Friday, April 3, 2009

Cancer Center Contributes To War On Disease

The Mary Babb Randolph Cancer Center at West Virginia University is two decades old.  It seems as though the facility has been around for a much longer time.

We have learned a great deal about cancer in the past thirty years.  So much so, that the timeline of the historical record of mankind’s suffering from this disease has been drastically skewed.  In 1980, actor Steve McQueen traveled to Mexico where he took laetrile treatments to try and cure his mesothelioma.  Just last week, cancer survivor Lance Armstrong was back in the hospital, this time for a broken collarbone suffered while riding his bicycle.

Steve McQueen, the daredevil biker who did everything but sing “Edelweiss” as he toured the German countryside when filming “The Great Escape”, was hopelessly condemned by cancer.  Lance Armstrong, on the other hand, not only survived testicular cancer but went on to become France’s most famous two-wheeling tourist.  He didn’t sing “Edelweiss” either, but he did date Sheryl Crowe for awhile.

We have gone from cancer being a certain death sentence to being “doable” in a moment of time. 

The first designed chemotherapy drug, methotrexate, appeared exactly sixty years ago.  The drug proved effective against childhood leukemia, but medical science as a whole was skeptical that childhood leukemia was even curable.

It’s not that humans haven’t known about cancer for a long time.  The Greeks and Romans used their respective words for “crab” to also define cancer.  Cancerous tumors resemble the appearance of a crab.

The Greek physician Hippocrates described cancer about 400 B. C.  From this point, you can fast-forward to the start of the twentieth century because not much happened to expand man’s knowledge of cancer during that epoch.  The year 1902 stands out, however, with Madame Curie’s discovery of radium and Thomas Edison’s growing manufacture of X-ray machines.  It wasn’t long after until people learned about radiation and its consequences from overexposure.

Many of you remember wearing a lead apron while your dentist hid in a concrete bunker and pushed a button to X-ray your teeth.  The apron protected your torso (and little else) from inadvertent overexposure.  Unless you wore a tin foil hat, you can probably assume that some of your brain cells were fried.  Today, however, radiation oncologists can aim pinpoint beams of radiation at the actual tumor site.

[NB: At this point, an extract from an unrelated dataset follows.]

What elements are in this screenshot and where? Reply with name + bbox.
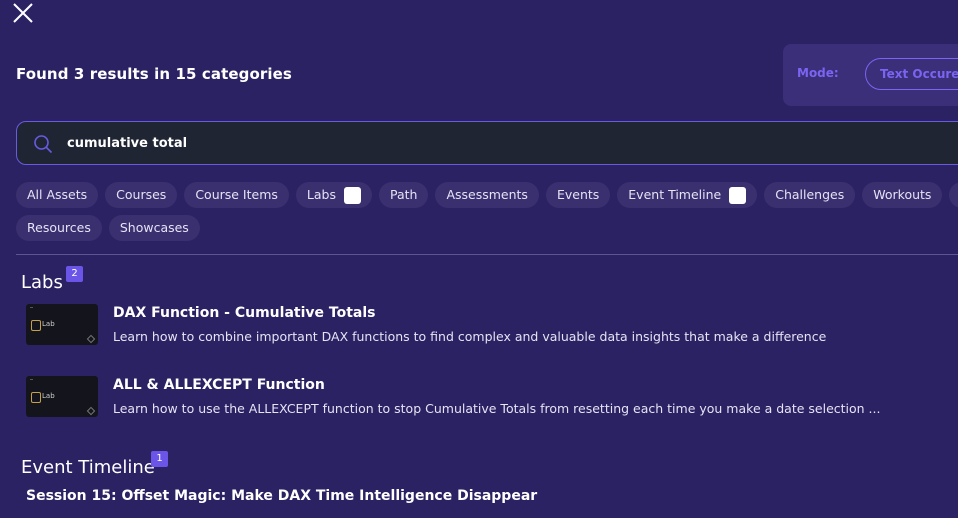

The gains that we have made in curing cancer during the last thirty years are due in large part to a greatly expanded National Cancer Institute and the advent of regional cancer centers such as MBRCC.  As patients, we tend to focus on individual cancer treatment.  While the cancer center provides state-of-the-art patient treatment, its role goes far beyond that.

The research laboratories at MBRCC and the Health Science Center have had notable success in making critical discoveries.  For example, Dr. Laura Gibson’s team discovered that cancer cells can hide in the bone marrow where they cannot be reached by chemotherapy drugs.  And Dr. Wei-Shau Hu discovered that two retroviruses can infect the same cell and swap DNA.

If imitation is the sincerest form of flattery, then kudos to Dr. Kimberly Horn and Dr. Geri Dino of WVU’s Health Science Center.  In partnership with MBRCC, Drs. Horn and Dino developed the “Not On Tobacco” program which has been the model for teenage tobacco cessation programs across the nation.  The Centers for Disease Control recently launched a website to promote the N-O-T program.

As part of its outreach mission, the MBRCC will be sending Bonnie’s Bus, a mobile mammogram unit, around the state.  Women in rural areas will soon find much easier access to digital mammography.

The MBRCC opened its Blood and Marrow Transplantation program in 1992 and it remains the only accredited such program in West Virginia.

The MBRCC is a matrix cancer center and was designed to take advantage of not only the HSC’s elements but the WVU campus as a whole.  It has been a success.  This month, the MBRCC will double in size when it dedicates its expanded facility. 

I do hope, however, that cancer is cured before the MBRCC celebrates forty years.

There is a good benchmark to show how far we have come in treating cancer.  One of the drugs that cured Lance Armstrong was discovered in 1845 and named Peyrone’s salt after its discoverer.  Now called cisplatin, its anticancer properties were discovered quite by accident in 1970.  Cisplatin began clinical trials in 1978, just in time to save Lance Armstrong.